You'd really need to explain what you meant by a "level of synchronization". Are you talking about the difference between:
public synchronized void foo()
{
...
}
and
public void foo()
{
synchronized(lock)
{
...
}
}
? Or perhaps between the above and using the locks from java.util.concurrent.locks?
If you could give more context to what you've heard, we may be able to help you better. More importantly, what problem are you trying to solve that you think might need this information?
I am assuming OP is referring to synchronization of object used in multiple thread and not the keyword in Java.
This is my understanding, after reading Goetz, of different levels of synchronizations in Java.
Lets assume we have a object that we have to use across 132 threads, which use the object continuously, purely randomly, over say 100 years.
abstract Class ICount {
int i;
String iString;
public void add(int i);
public void sub(int i);
public void synchronized print(){
assert(i == Integer.valueOf(iString));
System.out.println("i"+String.valueof(i)+" == "+iString);
}
}
Now there could be different implementation which either by design or by carelessness, be thread safe at different levels.
Thread safe synchronization implementation : Guarantees that any java code, that doesn't use reflection to screw the object, using this implementation, will never hit assert.
Concurrent synchronization implementation : In addition to guaranteeing thread-safety, the author of this implementation tried to allow concurrent executions when possible, and also gave a shot at avoiding locks (contentions).

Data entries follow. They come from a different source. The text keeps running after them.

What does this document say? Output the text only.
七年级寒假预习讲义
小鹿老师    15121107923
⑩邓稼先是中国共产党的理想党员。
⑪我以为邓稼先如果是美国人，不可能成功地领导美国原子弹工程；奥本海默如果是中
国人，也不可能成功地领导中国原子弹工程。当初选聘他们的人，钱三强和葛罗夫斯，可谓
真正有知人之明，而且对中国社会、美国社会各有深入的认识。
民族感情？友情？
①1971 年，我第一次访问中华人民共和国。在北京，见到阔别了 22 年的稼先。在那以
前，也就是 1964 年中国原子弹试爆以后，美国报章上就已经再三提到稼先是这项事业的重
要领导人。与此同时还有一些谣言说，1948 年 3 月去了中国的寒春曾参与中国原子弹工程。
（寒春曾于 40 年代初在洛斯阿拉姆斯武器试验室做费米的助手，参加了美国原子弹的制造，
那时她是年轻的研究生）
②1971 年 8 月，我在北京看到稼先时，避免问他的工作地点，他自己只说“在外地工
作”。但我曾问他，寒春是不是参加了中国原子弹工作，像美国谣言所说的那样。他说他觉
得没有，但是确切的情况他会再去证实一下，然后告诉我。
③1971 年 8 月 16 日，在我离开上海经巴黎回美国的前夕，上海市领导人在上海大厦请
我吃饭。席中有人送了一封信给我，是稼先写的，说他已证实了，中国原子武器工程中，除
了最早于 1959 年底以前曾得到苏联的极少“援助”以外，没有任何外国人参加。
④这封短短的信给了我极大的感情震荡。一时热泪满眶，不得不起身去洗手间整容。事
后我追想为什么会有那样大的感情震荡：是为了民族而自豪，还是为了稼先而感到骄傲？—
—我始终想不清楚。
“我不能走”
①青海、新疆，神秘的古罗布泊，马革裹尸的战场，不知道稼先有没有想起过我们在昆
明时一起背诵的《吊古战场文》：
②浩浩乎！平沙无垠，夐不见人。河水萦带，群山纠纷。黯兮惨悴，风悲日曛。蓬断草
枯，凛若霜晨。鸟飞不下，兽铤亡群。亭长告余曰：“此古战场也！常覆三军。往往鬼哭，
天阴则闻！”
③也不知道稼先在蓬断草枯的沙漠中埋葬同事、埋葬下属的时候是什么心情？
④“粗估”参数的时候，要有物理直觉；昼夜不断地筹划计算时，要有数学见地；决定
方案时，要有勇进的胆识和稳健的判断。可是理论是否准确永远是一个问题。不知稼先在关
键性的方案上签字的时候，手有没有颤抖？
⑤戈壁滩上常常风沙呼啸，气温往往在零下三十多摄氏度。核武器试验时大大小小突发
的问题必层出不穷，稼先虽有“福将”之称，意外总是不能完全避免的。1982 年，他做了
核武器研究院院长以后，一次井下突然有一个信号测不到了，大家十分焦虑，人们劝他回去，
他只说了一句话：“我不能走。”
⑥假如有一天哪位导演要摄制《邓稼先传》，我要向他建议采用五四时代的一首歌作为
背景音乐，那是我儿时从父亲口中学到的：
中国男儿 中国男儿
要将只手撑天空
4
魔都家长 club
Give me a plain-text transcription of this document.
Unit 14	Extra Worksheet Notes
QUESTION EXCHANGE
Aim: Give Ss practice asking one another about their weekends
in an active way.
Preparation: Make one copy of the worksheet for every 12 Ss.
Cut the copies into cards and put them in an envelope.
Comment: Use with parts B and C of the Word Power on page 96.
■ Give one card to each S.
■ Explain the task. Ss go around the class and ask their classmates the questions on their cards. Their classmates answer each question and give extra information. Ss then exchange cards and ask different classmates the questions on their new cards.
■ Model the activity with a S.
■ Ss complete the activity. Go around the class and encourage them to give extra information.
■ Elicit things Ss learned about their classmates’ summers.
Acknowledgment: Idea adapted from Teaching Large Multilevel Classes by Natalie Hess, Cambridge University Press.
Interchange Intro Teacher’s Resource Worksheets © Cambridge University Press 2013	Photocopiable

Thread unsafe synchronization implementation : Developer of this, at least knows his class his not thread safe, and requests you not to use this implementation unless you have exactly one thread.
If this were a real problem, the majority of the practical implementation falls in fourth category of 'synchronization', which is it works sometimes, and not documentation sufficiently to categorize in one of the above categories, and hence by default falls in fourth category.